When “Operation Onymous” first came to light yesterday, it looked like a targeted strike against a few high value targets in the Dark Web drug trade. Now the full scope of that international law enforcement crackdown has been revealed, and it’s a scorched-earth purge of the Internet underground.
On Friday, the European police agency Europol along with the FBI and the Department of Homeland Security announced that the operation has now arrested 17 people in as many countries and seized hundreds of Dark Web domains associated with well over a dozen black market websites. In addition to the takedowns of drug markets Silk Road 2, Cloud 9 and Hydra revealed Thursday, it’s also busted contraband markets like Pandora, Blue Sky, Topix, Flugsvamp, Cannabis Road, and Black Market. Other takedown targets included money laundering sites like Cash Machine, Cash Flow, Golden Nugget and Fast Cash. And agents have taken from criminal suspects more than $1 million in bitcoin, $250,000 in cash, as well as an assortment of computers, drugs, gold, silver and weapons that they had yet to fully catalogue.
In all, the agency says it’s seized 414 “.onion” domains, the web addresses used by the anonymity software Tor that hides the physical location of those sites’ servers. When WIRED spoke Thursday night with Troels Oerting, head of the European Cybercrime Center, he said his staff hadn’t even had time to assemble the full list of sites it’s pulled down in the sprawling operation.
“One of the primary targets was the Silk Road guy,” said Oerting, referring to Blake Benthall, the 26-year old coder arrested in San Francisco Wednesday and accused of managing the popular Silk Road 2 drug site. “But we also decided to see if we could identify more of the administrators of these sites and remove their infrastructure as well…Some moved before we could act, but we’ve taken most of our targets down.”
Europol didn’t immediately share the details of the 17 arrests related to the operation. But aside from Benthall, it revealed earlier on Thursday that two individuals had been arrested in Dublin in a large Dark Web-related drug bust.

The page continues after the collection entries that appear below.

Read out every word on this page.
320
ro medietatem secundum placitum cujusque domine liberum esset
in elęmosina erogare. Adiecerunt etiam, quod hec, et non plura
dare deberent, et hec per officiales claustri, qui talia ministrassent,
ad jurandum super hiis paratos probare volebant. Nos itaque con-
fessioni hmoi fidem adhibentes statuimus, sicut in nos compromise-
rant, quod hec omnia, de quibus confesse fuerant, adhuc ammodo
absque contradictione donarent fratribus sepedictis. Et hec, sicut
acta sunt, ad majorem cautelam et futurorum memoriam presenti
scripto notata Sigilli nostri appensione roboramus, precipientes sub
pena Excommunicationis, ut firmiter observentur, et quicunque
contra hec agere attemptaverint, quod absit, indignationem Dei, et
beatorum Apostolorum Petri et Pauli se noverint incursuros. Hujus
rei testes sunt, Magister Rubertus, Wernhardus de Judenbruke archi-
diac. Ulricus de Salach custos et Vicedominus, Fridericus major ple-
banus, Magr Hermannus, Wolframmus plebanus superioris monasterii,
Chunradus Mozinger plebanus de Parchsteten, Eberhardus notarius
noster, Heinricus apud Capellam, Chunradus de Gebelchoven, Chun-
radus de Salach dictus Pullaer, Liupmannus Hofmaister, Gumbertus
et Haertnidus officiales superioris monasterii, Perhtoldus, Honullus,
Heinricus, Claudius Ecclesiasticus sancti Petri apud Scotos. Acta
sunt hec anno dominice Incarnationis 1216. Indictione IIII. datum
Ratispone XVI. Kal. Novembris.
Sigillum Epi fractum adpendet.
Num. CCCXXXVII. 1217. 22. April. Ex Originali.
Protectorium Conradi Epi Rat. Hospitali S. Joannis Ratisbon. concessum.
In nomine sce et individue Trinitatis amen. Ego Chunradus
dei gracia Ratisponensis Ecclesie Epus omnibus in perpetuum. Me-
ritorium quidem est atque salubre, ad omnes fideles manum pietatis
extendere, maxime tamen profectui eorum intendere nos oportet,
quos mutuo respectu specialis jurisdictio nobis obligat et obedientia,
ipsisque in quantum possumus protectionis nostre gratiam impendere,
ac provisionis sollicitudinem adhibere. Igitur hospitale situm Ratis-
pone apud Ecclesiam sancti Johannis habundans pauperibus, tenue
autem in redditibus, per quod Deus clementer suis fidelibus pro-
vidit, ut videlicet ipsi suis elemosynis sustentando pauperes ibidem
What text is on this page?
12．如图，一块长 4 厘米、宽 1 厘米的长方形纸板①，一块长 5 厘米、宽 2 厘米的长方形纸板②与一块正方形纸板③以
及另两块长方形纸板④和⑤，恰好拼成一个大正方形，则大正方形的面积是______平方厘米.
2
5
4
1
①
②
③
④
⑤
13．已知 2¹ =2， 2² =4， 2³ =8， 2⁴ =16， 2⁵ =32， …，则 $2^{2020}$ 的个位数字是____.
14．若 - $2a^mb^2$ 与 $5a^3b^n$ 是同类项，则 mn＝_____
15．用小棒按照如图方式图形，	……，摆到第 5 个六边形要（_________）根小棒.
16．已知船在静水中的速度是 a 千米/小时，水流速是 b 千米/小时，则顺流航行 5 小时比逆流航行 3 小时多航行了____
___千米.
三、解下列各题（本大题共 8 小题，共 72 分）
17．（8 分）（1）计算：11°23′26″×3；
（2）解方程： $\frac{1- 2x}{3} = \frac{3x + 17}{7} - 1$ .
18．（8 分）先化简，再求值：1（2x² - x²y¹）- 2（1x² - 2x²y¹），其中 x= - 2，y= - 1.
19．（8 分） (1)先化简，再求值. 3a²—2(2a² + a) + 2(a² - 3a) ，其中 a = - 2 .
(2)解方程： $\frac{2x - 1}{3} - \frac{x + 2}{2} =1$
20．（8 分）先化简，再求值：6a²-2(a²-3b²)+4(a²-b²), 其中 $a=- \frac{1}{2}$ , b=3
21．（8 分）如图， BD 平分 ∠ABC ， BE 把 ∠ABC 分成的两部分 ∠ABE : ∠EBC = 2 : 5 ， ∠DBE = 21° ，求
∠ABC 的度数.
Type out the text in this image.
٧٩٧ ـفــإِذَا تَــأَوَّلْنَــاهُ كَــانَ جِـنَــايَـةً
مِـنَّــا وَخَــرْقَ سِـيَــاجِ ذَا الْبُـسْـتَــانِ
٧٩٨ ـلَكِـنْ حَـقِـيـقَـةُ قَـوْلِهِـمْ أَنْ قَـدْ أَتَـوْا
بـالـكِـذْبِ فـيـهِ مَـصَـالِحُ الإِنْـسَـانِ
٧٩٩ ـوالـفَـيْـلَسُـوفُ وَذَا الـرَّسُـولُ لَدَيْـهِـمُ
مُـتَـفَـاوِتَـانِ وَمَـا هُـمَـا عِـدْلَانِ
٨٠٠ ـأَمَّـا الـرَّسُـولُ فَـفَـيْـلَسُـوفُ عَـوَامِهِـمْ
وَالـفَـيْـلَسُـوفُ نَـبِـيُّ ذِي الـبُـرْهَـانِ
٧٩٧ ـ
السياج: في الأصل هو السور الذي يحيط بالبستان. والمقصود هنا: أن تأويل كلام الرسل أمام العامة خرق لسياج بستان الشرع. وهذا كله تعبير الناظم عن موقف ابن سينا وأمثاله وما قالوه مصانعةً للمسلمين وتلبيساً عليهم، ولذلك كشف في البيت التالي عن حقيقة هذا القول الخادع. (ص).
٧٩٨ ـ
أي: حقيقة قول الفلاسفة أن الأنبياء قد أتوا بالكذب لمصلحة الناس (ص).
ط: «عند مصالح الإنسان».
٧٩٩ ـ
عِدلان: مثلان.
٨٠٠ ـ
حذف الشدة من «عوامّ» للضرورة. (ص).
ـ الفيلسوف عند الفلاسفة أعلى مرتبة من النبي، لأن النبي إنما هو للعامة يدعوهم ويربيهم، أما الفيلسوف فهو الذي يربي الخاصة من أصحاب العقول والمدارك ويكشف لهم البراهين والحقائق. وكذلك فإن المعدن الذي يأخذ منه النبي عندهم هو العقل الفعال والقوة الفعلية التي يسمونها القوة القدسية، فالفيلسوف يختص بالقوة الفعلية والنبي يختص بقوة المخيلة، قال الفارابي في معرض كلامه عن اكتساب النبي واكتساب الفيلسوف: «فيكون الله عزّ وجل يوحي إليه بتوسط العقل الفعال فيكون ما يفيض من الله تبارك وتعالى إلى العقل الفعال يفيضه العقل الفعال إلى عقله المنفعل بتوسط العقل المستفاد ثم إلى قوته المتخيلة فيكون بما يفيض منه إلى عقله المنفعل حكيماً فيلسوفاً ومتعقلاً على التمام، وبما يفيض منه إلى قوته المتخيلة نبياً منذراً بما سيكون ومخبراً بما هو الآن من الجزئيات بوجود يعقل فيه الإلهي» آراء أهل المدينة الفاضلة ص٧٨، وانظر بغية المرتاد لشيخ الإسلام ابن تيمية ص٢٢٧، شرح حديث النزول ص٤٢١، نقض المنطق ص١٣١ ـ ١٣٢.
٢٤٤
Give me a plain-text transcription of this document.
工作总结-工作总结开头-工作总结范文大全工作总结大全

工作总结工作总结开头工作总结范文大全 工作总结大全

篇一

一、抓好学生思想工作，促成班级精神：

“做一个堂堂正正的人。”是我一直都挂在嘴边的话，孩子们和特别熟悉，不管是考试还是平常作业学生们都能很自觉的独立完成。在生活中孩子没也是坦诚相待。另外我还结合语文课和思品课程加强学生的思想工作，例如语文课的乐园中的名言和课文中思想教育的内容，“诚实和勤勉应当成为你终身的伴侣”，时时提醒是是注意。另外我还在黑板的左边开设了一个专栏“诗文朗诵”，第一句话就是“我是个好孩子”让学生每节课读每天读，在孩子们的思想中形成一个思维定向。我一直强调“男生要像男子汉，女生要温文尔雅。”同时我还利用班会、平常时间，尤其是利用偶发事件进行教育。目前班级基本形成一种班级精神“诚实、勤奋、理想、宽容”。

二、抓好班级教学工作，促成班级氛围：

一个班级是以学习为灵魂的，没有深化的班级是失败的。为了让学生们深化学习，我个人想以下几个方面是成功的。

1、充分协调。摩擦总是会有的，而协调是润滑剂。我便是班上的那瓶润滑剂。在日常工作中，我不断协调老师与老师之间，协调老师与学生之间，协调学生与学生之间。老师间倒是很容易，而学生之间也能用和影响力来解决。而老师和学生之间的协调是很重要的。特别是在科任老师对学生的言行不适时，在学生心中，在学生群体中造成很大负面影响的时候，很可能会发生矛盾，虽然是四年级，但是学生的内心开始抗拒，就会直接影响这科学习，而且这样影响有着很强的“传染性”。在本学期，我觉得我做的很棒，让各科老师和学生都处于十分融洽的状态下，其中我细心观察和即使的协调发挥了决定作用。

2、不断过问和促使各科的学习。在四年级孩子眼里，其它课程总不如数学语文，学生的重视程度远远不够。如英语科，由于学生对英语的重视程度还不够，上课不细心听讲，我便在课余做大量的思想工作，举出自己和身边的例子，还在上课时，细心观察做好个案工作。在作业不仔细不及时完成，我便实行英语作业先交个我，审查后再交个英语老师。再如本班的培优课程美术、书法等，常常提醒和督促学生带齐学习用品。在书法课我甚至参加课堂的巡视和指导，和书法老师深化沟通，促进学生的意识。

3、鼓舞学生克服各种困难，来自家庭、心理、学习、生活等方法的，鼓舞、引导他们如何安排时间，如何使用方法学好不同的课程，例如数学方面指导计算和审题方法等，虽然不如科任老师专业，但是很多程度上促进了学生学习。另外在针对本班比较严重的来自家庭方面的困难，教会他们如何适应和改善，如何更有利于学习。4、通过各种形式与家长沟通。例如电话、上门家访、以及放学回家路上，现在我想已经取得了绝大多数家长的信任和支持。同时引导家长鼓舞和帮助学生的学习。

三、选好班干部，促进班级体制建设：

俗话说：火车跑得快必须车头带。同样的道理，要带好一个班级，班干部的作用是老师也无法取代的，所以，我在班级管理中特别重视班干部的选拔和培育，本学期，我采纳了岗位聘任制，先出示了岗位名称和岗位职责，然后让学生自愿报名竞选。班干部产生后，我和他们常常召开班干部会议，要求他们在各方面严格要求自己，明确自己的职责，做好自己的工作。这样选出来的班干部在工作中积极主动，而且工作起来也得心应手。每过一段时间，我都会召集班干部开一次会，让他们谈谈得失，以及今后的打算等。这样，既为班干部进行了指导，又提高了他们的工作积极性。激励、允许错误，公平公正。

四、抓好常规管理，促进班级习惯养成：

Just how law enforcement agents were able to locate the Dark Web sites despite their use of the Tor anonymity software remains a looming mystery. In its criminal complaint against Benthall, for instance, FBI agent Vincent D’Agostini writes merely that in May of 2014 the FBI “identified a server located in a foreign country believed to be hosting the Silk Road 2.0 website at the time,” without explaining how it bypassed Tor’s protections. The sheer number of Tor-hosted sites affected by the takedown raises questions about whether law enforcement officials may have found new vulnerabilities in Tor’s well-tested anonymity shield.
Asked how Operation Onymous located the sites, Europol’s Oerting was unapologetically secretive. “This is something we want to keep for ourselves,” he said. “The way we do this, we can’t share with the whole world, because we want to do it again and again and again.”
The organization that created and maintains Tor, the non-profit Tor project, said it didn’t have any more information on Operation Onymous’ techniques. But it downplayed the threat of a vulnerability in Tor’s safeguards for the tough-to-trace sites it protects known as Tor hidden services. “It sounds like old-fashioned police work continues to be effective,” said Andrew Lewman. “It could be [that law enforcement targeted] common people or organizations running these hidden services, or a hosting company, or something more mundane than a hidden service exploit.”
The sheer number of Tor-hosted sites affected by the takedown raises questions about whether law enforcement officials may have found new vulnerabilities in Tor’s well-tested anonymity shield.Despite whatever tricks Europol and its American counterparts used to unmask the sites, several of the most popular Dark Web drug markets have nonetheless eluded them. A study by the non-profit Digital Citizens Alliance in September found that the six most popular Tor-based markets by total product listings were Silk Road 2, Agora, Evolution, Pandora, Andromeda, and BlueSky. Operation Onymous captured fully half of those top sites. But Agora, Evolution and Andromeda remain online and will likely absorb many of the refugee buyers and sellers from the law enforcement busts. In fact, Agora had already passed the Silk Road in total product listings with more than 16,000 mostly-illegal offerings, and the fast-growing marketplace Evolution was already on pace to soon take the second place spot in the underground economy.
Operation Onymous comes just over a year after the takedown of the original Silk Road drug site and the arrest of its alleged creator Ross Ulbricht, whose trial is scheduled for January. In an open letter to Attorney General Eric Holder just last week, New York Senator Charles Schumer called for a renewed crackdown on the flourishing Dark Web sites that have filled the void left by the original Silk Road. He pointed to statistics that show that more than twice as many drugs are now being sold on the Dark Web compared to when the original Silk Road was online.
Though Operation Onymous left many of that underground economy’s major players intact, Europol’s Oerting said he was more confident than ever that the remaining sites can be tracked down and pulled off the Internet.
“This is just the beginning of our work. We will hunt these sites down all the time now,” he said, praising the cooperation of all the international law enforcement agencies involved. “We’ve proven we can work together now, and we’re a well-oiled machine. It won’t be risk-free to run services like this anymore.”